Several years ago, Josh Schott started a weekly feature on the now-defunct Country Perspective blog that asked a simple question: Based on Billboard’s country airplay charts, just how good (or bad) is country radio at this very moment? In the spirit of the original feature, I decided to try my hand at evaluating the state of the radio myself.
The methodology is as follows: Each song that appears is assigned a score based on its review score. 0/10 songs get the minimum score (-5), 10/10 songs get the maximum (+5), and so on. The result (which can range from +250 to -250) gives you an idea of where things stand on the radio.

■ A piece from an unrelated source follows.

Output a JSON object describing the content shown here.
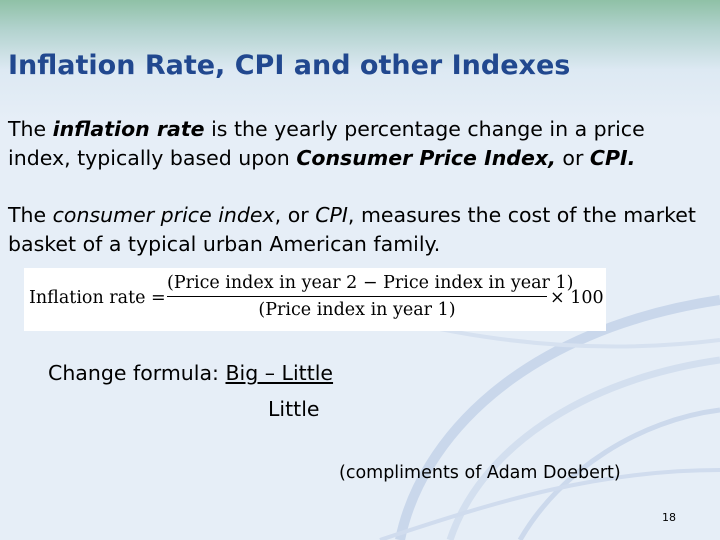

This week’s numbers are from the latest version of Country Aircheck, but I’m going to link to their archives since I never remember to update this from week to week. Without further ado, let’s crunch some numbers!
Best Song: “Mr. Lonely,” 8/10
Worst Song: “REDNECKER,” 2/10
Mode Score: +1 (16 songs)
- Brett Eldredge, “Love Someone” (recurrent)
- Logan Mize, “Better Off Gone” (down to #51)
- Caylee Hammack, “Family Tree” (down to #52)
- Lee Brice, “Rumor” (down from #1 to #3)
- Thomas Rhett, “Look What God Gave Her” (down from #11 to #16)
In Real Trouble:
- Tenille Townes, “Somebody’s Daughter” (holds at #27 with a decent point week, but needs to show more strength to get off of this list)
- Brothers Osborne, “I Don’t Remember Me (Before You)” (up from #33 to #32 with an okay week, but like Townes, I need to see more from this song)
- Dylan Scott, “Nothing To Do Town” (up from #35 to #34, but gained only sixteen spins and thirty-nine points)
- Brad Paisley, “My Miracle” (holds at #43, but gained only one spin and ninety-three points)
- Mitchell Tenpenny, “Alcohol You Later” (down from #45 to #46, gained only five spins and forty-nine points)
In Some Trouble:
- Carly Pearce, “Closer To You” (holds at #24, but gained only fifty-four spins and ninety-four points)
- HARDY, “REDNECKER” (up from #31 to #30, but gained only forty-one spins and thirty-seven points)
- Dustin Lynch, “Ridin’ Roads” (holds at #40, but gained only thirty-six spins and seventy-five points)
In No Trouble At All:
- Old Dominion, “One Mand Band” (up from #46 to #39)
Is Luke Combs:
- Luke Combs, “Beer Never Broke My Heart” (holds at #4)
Bubbling Under 50:
On The Way:
- Chase Rice, “Lonely If You Are” (3/10)
- Ingrid Andress, “More Hearts Than Mine” (8/10)
- Thomas Rhett, “Remember You Young” (7/10)
- Blanco Brown, “The Git Up” (already #1 on Billboard’s Hot Country chart, although its station add numbers this week weren’t great)
Overall Thoughts: Depending on which end of the chart you’re talking about, this was either a boring or wild week.
At the top, Shelton has settled in for an extended stay at #1 (he has a rare “continue max spins!” ad in Country Aircheck this week), and getting pinched between Shelton and Combs probably spells doom for Eric Church (which is too bad – “Some Of It” is his best single since “Record Year”). Below that, however, the large-jump trend has quickly given way to a whole lot of nothing: You have to drop down to Stell at #25 to find a jump greater than two slots, and all the way to Old Dominion at #39 to find anything bigger.
That said, that very bottom of the charts saw some unexpected action, as the rich once again got richer: LoCash and Ray (established artists) and Green (hit #1 with his debut single a few months ago) ran over Filmore and booted the debut singles of both Mize and Hammack back off the charts. While this isn’t entirely unexpected, given the quality of returning artists (Green I like; LoCash and Ray not so much), I’d rather see the new artists get a better shot at making some noise. (I’m also very interested to see what country radio does with Brown’s “The Git Up”: At the very least it’s an improvement over “Old Town Road,” but is that enough to get it on the airwaves?)